Acordo entre ITI, Febraban e Receita aproxima certificão digital do cidadão bancarizado
28-Jan-2005:
Brasília-DF -
O Instituto Nacional de Tecnologia da Informação (ITI), a Secretaria da Receita Federal e a Federação Brasileira de Bancos (Febraban) assinaram ontem (27/01) acordo para incentivar o uso da certificação digital no Brasil.
As instituições financeiras poderão utilizar os certificados digitais, como o e-CPF e e-CNPJ, nas transações bancárias e futuramente nas comerciais. O presidente da Febraban, Márcio Cypriano, afirmou que o volume de fraudes aumentam diariamente, assim são necessários mecanismos de melhora da segurança das informações dos clientes.
Atualmente, os bancos já usam a certificação digital nas operações de comercio exterior. Dessa forma, para firmar contratos de importação e exportação não é necessário ir fisicamente até o instituição financeira. A empresa pode fazer todo o processo via web.
O custo dos certificados deverá ficar no patamar de R$ 50. Essa valor incluirá o cartão inteligente (smart card), que possui um chip armazenador da chave privada do cidadão, e a leitora de cartão, periférico acoplado ao computador.
A Receita Federal firmou acordo semelhante com o ITI em dezembro do ano passado. O objetivo do fisco é incentivar o uso do e-CPF e do e-CNPJ de forma a aumentar o número de serviços prestados via internet, sem deixar de lado as exigências de sigilo fiscal.
Este ano, as 10 mil maiores empresas contribuintes deverão utilizar a certificação digital para apresentar mensalmente o DCTF - Declaração de Contribuições e Tributos Federais. Segundo o Secretário da Receita, Jorge Rachid, esse processo permite que o fluxo de informação passe a ser de mão dupla. As empresas poderão acompanhar todas as fases do processamento interno da Receita, podendo se comunicar e fazer alterações ou correções que julgarem pertinente diretamente pela internet, sem ter que se deslocar até uma unidade de atendimento.
A possibilidade de acompanhar o processamento, também, estará disponível para o contribuinte pessoa física a partir de abril. Nesse caso, o interessado deverá apresentar a declaração via web utilizando certificado digital.
Para o presidente em exercício do ITI, Renato Martini, a adoção dos certificados digitados emitidos na infraestrutura de Chaves Públicas – ICP Brasil por instituições como a Receita e a Febraban, materializam o esforço do governo de levar essa tecnologia à população como forma de agregar segurança e privacidade às informações que transitam na rede.
Processo Planejado
O trabalho da Receita para adotar a certificação digital teve início há mais de dois anos. O uso de certificados A3, em que a chave privada é gerada e armazenada em um cartão inteligente (smart card), permite a autenticação do usuário em serviços, operações e aplicações feitos via rede. O objetivo é dar maior comodidade ao contribuinte, possibilitando que ele possa de qualquer ponto de acesso a web, seja em casa, seja no esctritório, possa entrar em contato e transacionar com a Receita em um caminho de mão dupla.

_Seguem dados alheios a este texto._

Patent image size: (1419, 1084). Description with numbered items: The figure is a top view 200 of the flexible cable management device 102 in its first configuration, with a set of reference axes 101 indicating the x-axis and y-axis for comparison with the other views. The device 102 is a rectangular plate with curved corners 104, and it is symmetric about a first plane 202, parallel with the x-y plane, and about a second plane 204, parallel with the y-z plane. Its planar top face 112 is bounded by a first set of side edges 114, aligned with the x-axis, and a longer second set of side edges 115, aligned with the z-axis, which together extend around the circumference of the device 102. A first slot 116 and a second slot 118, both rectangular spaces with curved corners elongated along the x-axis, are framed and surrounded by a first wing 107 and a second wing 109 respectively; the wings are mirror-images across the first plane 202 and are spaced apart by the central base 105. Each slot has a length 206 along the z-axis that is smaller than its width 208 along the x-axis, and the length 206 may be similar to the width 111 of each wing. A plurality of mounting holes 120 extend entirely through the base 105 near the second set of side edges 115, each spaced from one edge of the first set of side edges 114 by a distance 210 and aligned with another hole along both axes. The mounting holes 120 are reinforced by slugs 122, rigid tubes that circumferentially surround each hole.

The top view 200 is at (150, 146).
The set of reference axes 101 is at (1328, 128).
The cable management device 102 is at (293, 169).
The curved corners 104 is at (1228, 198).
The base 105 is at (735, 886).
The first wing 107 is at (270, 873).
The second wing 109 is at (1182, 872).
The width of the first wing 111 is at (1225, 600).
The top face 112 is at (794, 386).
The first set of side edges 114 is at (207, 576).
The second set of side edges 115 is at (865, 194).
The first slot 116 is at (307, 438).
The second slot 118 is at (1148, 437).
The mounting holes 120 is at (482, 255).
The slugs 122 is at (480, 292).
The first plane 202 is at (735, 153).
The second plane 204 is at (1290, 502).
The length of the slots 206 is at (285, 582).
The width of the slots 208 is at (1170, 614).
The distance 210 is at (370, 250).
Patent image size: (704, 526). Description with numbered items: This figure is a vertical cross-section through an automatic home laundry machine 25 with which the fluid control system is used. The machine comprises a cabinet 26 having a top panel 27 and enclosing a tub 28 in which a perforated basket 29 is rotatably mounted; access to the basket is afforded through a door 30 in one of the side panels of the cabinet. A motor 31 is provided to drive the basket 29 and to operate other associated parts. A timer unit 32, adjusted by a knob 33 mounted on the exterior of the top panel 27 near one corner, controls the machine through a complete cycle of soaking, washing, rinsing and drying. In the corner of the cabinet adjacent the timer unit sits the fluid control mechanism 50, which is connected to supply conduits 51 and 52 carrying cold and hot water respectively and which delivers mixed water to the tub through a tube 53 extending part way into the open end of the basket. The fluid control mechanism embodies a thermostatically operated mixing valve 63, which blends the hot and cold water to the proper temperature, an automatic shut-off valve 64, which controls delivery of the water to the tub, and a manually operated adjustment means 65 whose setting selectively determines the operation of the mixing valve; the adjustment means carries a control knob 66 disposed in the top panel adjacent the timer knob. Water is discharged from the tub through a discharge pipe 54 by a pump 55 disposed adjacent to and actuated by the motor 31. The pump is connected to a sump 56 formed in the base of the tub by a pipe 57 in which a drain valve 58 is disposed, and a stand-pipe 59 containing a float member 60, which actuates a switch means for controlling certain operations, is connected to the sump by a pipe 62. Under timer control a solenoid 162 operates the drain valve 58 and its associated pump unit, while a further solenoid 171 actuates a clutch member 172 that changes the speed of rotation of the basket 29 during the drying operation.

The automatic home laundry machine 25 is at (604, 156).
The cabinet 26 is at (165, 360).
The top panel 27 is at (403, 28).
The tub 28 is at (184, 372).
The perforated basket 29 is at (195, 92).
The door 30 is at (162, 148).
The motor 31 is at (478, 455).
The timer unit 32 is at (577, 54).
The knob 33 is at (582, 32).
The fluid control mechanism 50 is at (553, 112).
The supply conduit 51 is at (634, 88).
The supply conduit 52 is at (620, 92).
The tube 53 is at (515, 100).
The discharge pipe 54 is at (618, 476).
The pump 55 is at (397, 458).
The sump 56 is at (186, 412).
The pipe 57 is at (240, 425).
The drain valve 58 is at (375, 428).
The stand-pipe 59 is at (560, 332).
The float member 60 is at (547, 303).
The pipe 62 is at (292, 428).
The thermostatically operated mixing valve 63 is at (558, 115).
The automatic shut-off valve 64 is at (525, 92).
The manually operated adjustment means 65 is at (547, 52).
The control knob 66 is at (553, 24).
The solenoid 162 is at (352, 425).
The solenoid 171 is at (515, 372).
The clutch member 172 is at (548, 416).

O e-CPF e o e-CNPJ foram nomes comerciais dados aos certificados digitais, tipo A3, que seguem as regras da Infra-Estrutura de Chaves Públicas Brasileira – ICP-Brasil e são habilitados pela Secretaria da Receita, conforme sua política de segurança.
Sobre a ICP-Brasil
A ICP-Brasil é a estrutura hierárquica que dá confiança à emissão de certificados digitais brasileiros. No topo da estrutura encontra-se a Autoridade Certificadora Raiz (AC-Raiz). Essa função é exercida pelo ITI, que credencia e auditora as Autoridades Certificadoras (ACs) e as Autoridades de Registro (ARs), conforme normas estabelecidas pelo Comitê Gestor da ICP-Brasil. Esse Comitê tem representantes do Governo e da sociedade civil.
Legislação específica dá reconhecimento público e validade jurídica aos documentos assinados digitalmente dentro da ICP-Brasil. A infra-estrutura foi criada por Medida Provisória em 2002. Atualmente, tramita na Câmara dos Deputados projeto de lei do Deputado Jorge Bittar sobre a matéria, de forma a dar maior estabilidade jurídica à Infra-estrutura brasileira.